Well, if you use a hash table it'd be O(1) expected time to read and write.
 The method I know is O(1) worst case time to read and write.


On Thu, Mar 6, 2014 at 2:54 PM, Yike Lu <[email protected]> wrote:

> Hmm, maybe not. It has to basically be able to insert ordered in constant
> time.

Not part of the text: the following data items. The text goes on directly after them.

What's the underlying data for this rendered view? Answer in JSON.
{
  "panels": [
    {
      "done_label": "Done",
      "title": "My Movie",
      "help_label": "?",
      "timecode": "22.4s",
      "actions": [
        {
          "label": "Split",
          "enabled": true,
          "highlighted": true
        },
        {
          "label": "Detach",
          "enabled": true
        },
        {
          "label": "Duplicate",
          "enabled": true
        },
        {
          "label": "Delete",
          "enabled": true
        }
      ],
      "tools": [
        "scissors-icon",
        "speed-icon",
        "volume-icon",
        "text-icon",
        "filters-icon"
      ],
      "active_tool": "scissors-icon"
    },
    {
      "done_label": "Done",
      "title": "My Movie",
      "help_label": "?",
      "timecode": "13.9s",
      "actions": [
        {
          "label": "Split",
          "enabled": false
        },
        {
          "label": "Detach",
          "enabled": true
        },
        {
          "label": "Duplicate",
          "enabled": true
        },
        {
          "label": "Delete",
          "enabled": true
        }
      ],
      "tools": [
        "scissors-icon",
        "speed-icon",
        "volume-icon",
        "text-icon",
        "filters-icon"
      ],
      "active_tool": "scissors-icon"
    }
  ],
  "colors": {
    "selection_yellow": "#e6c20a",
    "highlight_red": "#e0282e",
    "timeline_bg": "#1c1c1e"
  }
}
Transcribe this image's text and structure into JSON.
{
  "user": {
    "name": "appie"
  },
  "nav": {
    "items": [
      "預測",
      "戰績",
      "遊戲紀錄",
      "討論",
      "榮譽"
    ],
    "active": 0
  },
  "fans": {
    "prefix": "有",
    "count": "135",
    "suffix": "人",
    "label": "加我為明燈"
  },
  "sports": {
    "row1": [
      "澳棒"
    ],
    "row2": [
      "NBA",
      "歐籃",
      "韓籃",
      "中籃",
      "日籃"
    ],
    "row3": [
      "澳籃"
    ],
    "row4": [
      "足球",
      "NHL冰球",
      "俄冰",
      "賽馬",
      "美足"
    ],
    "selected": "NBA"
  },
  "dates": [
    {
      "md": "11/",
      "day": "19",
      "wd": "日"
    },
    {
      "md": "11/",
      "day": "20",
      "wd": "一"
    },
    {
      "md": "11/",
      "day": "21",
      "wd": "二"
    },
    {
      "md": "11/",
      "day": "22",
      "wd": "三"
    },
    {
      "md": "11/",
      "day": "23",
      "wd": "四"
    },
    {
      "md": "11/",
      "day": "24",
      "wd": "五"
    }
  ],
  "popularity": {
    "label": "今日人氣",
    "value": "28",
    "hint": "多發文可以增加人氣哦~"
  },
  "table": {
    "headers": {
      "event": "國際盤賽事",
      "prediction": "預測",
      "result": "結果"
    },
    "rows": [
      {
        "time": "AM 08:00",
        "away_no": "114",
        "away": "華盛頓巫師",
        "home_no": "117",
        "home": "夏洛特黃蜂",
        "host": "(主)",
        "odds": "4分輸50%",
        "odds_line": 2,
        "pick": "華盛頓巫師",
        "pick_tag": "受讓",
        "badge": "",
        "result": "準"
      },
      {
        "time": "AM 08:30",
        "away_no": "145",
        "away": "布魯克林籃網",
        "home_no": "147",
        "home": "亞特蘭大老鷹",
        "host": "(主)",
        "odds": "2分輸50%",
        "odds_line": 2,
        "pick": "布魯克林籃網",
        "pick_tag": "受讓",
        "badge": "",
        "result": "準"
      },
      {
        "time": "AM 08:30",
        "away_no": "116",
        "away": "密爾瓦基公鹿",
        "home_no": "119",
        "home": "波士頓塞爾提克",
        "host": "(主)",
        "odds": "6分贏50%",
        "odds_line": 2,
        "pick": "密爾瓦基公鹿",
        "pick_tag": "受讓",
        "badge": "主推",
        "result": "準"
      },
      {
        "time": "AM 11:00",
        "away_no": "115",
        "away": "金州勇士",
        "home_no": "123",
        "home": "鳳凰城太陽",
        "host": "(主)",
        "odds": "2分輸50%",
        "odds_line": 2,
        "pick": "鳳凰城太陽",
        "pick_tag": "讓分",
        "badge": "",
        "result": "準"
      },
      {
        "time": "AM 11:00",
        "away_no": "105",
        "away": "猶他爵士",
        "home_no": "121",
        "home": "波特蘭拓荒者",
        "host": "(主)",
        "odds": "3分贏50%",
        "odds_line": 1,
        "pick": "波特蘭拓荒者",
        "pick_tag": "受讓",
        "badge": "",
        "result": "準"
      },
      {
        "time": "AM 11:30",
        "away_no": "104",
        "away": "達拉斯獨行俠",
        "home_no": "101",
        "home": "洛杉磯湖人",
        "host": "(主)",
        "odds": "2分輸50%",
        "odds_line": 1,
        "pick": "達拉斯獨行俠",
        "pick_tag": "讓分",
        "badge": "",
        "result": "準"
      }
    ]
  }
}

Everything I remember seems to be log time for one or the other.
>
> I'm starting to lean towards a multi-pass / multi-array solution.
>
>
> On Thu, Mar 6, 2014 at 4:42 PM, Roger Hui <[email protected]>
> wrote:
>
> > The method I know offers O(1) time to read and write.  Can your
> dictionary
> > do the same?  (And I think we are talking about _how_ you implement a
> > dictionary.)
> >
> >
> >
> >
> > On Thu, Mar 6, 2014 at 2:34 PM, Yike Lu <[email protected]> wrote:
> >
> > > Using a dictionary is another way.
> > >
> > >
> > > On Thu, Mar 6, 2014 at 3:30 PM, Roger Hui <[email protected]>
> > > wrote:
> > >
> > > > Yes, that's the cost.  The trick is to avoid initializing count
> > > altogether,
> > > > because for this subproblem M is much greater than n.  The answer is
> > > > algorithmic and not a matter of using this or that C operation.
> > > >
> > > > Recently I had occasion to use the trick for M=65536 and n about
> 5000.
> > >  As
> > > > originally posed, I think the intention was that M would be zillions.